Promotionsratgeber Soziologie

Nach einem guten oder sehr guten Abschluss eines Diplom-, Magister-, grasp- oder Staatsexamensstudiums stellt sich für viele Absolventen die Frage, ob sie ihre akademische Karriere fortsetzen sollen. Der Promotionsratgeber Soziologie hilft bei der Orientierung in dieser oftmals schwierigen part. Er gibt einen Überblick über die Möglichkeiten zur promoting in der Soziologie und ist ein Leitfaden für die Bewältigung von Problemen, die bei der Vorbereitung und Durchführung eines solchen Projekts auftreten können.

Extra resources for Altpreussische Studien: Beiträge zur baltischen und zur vergleichenden indogermanischen Grammatik

Sample text

Li enthält folgende Akkusative von e Stämmen: semmien (11, 26; Nornin. Ench. semme, lit. f:eme), mutien (11, 9; Nom. Ench. miiti, lit. pvieJt (11, 36; Nom. Ench. giwei, Jett. rifiwe).

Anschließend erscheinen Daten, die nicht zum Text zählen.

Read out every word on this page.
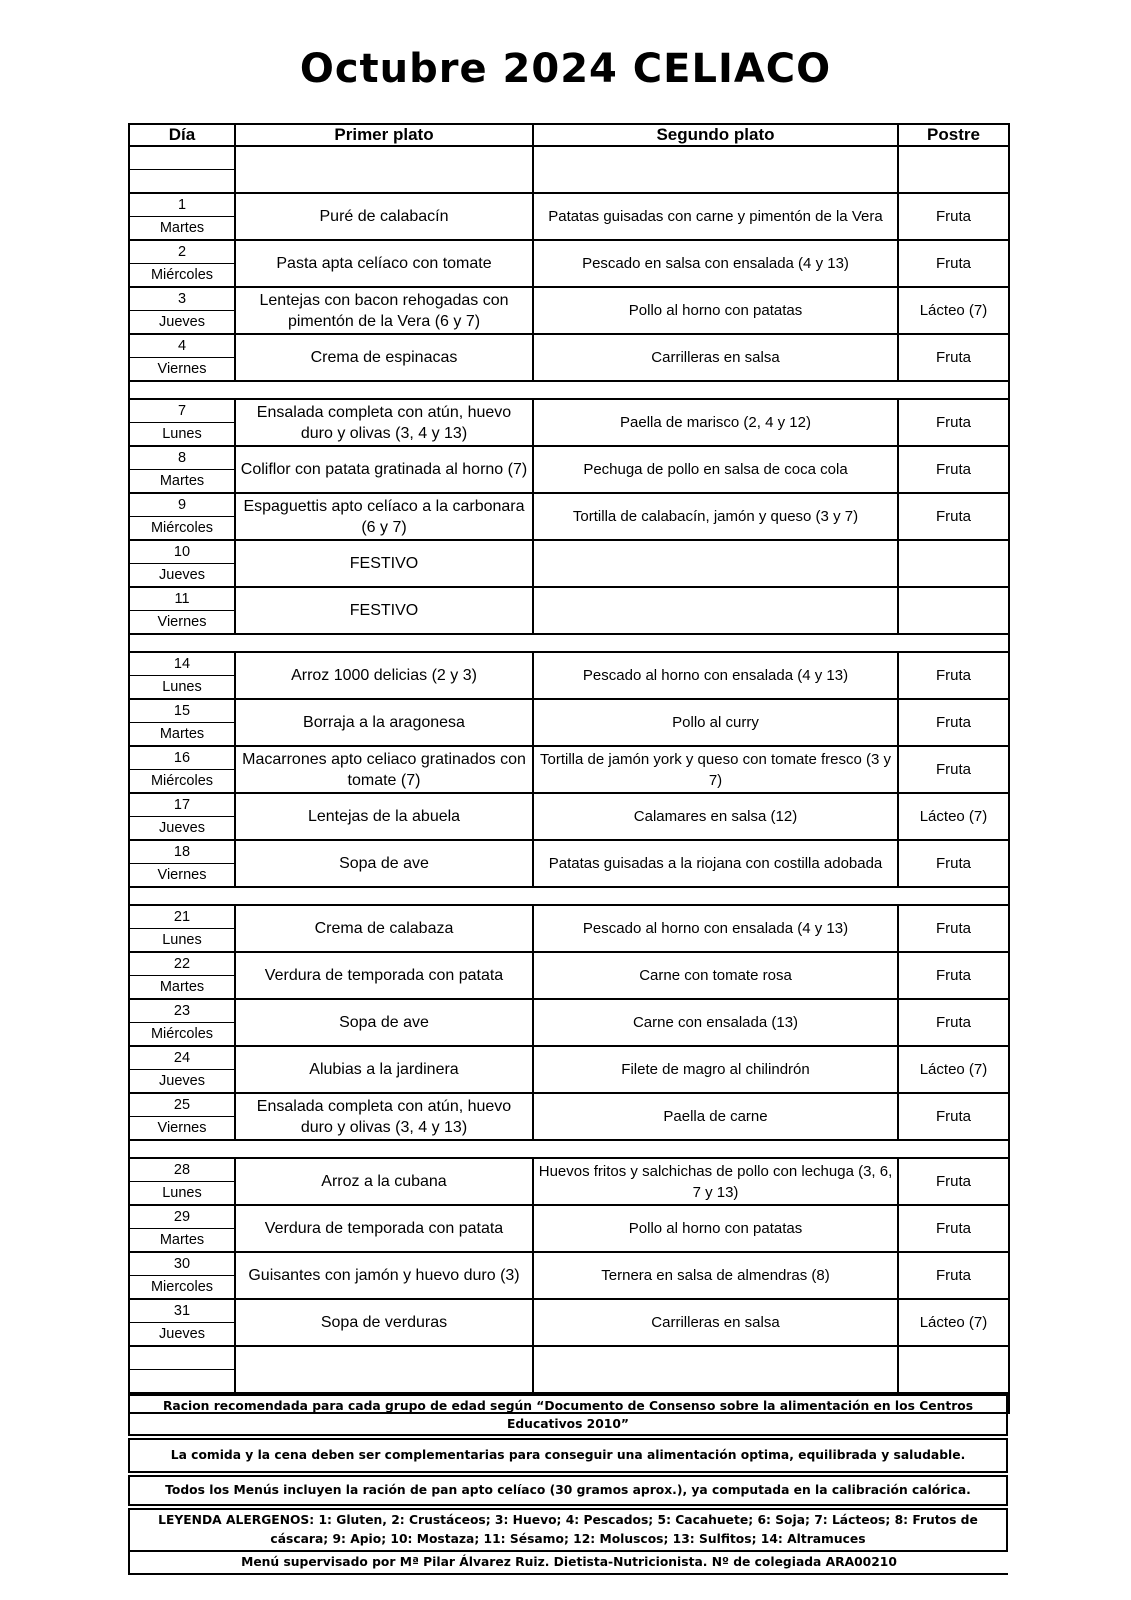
Octubre 2024 CELIACO
Día	Primer plato	Segundo plato	Postre

1
Martes	Puré de calabacín	Patatas guisadas con carne y pimentón de la Vera	Fruta

2
Miércoles	Pasta apta celíaco con tomate	Pescado en salsa con ensalada (4 y 13)	Fruta

3
Jueves	Lentejas con bacon rehogadas con pimentón de la Vera (6 y 7)	Pollo al horno con patatas	Lácteo (7)

4
Viernes	Crema de espinacas	Carrilleras en salsa	Fruta

7
Lunes	Ensalada completa con atún, huevo duro y olivas (3, 4 y 13)	Paella de marisco (2, 4 y 12)	Fruta

8
Martes	Coliflor con patata gratinada al horno (7)	Pechuga de pollo en salsa de coca cola	Fruta

9
Miércoles	Espaguettis apto celíaco a la carbonara (6 y 7)	Tortilla de calabacín, jamón y queso (3 y 7)	Fruta

10
Jueves	FESTIVO		

11
Viernes	FESTIVO		

14
Lunes	Arroz 1000 delicias (2 y 3)	Pescado al horno con ensalada (4 y 13)	Fruta

15
Martes	Borraja a la aragonesa	Pollo al curry	Fruta

16
Miércoles	Macarrones apto celiaco gratinados con tomate (7)	Tortilla de jamón york y queso con tomate fresco (3 y 7)	Fruta

17
Jueves	Lentejas de la abuela	Calamares en salsa (12)	Lácteo (7)

18
Viernes	Sopa de ave	Patatas guisadas a la riojana con costilla adobada	Fruta

21
Lunes	Crema de calabaza	Pescado al horno con ensalada (4 y 13)	Fruta

22
Martes	Verdura de temporada con patata	Carne con tomate rosa	Fruta

23
Miércoles	Sopa de ave	Carne con ensalada (13)	Fruta

24
Jueves	Alubias a la jardinera	Filete de magro al chilindrón	Lácteo (7)

25
Viernes	Ensalada completa con atún, huevo duro y olivas (3, 4 y 13)	Paella de carne	Fruta

28
Lunes	Arroz a la cubana	Huevos fritos y salchichas de pollo con lechuga (3, 6, 7 y 13)	Fruta

29
Martes	Verdura de temporada con patata	Pollo al horno con patatas	Fruta

30
Miercoles	Guisantes con jamón y huevo duro (3)	Ternera en salsa de almendras (8)	Fruta

31
Jueves	Sopa de verduras	Carrilleras en salsa	Lácteo (7)

Racion recomendada para cada grupo de edad según “Documento de Consenso sobre la alimentación en los Centros Educativos 2010”
La comida y la cena deben ser complementarias para conseguir una alimentación optima, equilibrada y saludable.
Todos los Menús incluyen la ración de pan apto celíaco (30 gramos aprox.), ya computada en la calibración calórica.
LEYENDA ALERGENOS: 1: Gluten, 2: Crustáceos; 3: Huevo; 4: Pescados; 5: Cacahuete; 6: Soja; 7: Lácteos; 8: Frutos de cáscara; 9: Apio; 10: Mostaza; 11: Sésamo; 12: Moluscos; 13: Sulfitos; 14: Altramuces
Menú supervisado por Mª Pilar Álvarez Ruiz. Dietista-Nutricionista. Nº de colegiada ARA00210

Zu einem i-Stamme gehört naktin "Nacht" (13, 20; vgl. lit. naktts, Gen. naktJs). /en "Herrn" (11, 27; Nomin. /schen "Nächsten" (11, 18; Gen. in I1 tauwyschis 11, 20, -ies 11, 22, Ench. tawischas 3 X, in I -is 2 X). Wenn wir die bisher verzeichneten Formen als die Iautgesetzlichen betrachten, so ist es wahr; scheinlich, dass auch naseylien "Geist" (11, 28 und 34; Nomin.

Die samländischen Mundarten verhalten sich dem Gebrauche von na und no gegenüber verschieden. Während im Enchiridion die Präposition beinahe überall no lautet und nur an zwei Stellen na (29, 16 f. seggitna tennessei pallaipsans "thun nach seinen Geboten"; 79, 2 f. r;on, 5, 32 6 6 )). Und dass dieser Gegensatz nicht auf dem Zufall beruht (angesichts des geringen Umfanges von I, II, wo unsere Präposition im Ganzen nur dreimal vorkommt, könnte eine solche Vermutung leicht aufkommen), das wird durch den Gegensatz zwischen naseilis, naseylis, -ien, -in "Geist", welche Formen in I und II zusammen 6 X belegt sind, und den im Enchiridion an zahlreichen Stellen vorkommenden Formen noseilis (Nom.

Im Hinblick auf diese altpreussischen Verhältnisse möchte ich die Vermutung aussprechen, ob vielleicht auch das Urlitaulettische ebenso wie das Preussische die Verbalpräfixe prä- und pu- gebraucht hat: für die in der historischen 53 Periode der litauischen und der lettischen Sprache auftretenden Präfixe pra-, pa- wäre dann eine ähnliche Vokalki"lrzung anzunehmen wie für nzt-. Wir kehren zu unserm Ausgangspunkt zurück. Ich hoffe es wahrscheinlich gemacht zu haben, dass das Samländische eine Präposition- auch als Präfix gebraucht- na besessen hat, die (trotz des Bedeutungsunterschiedes; s.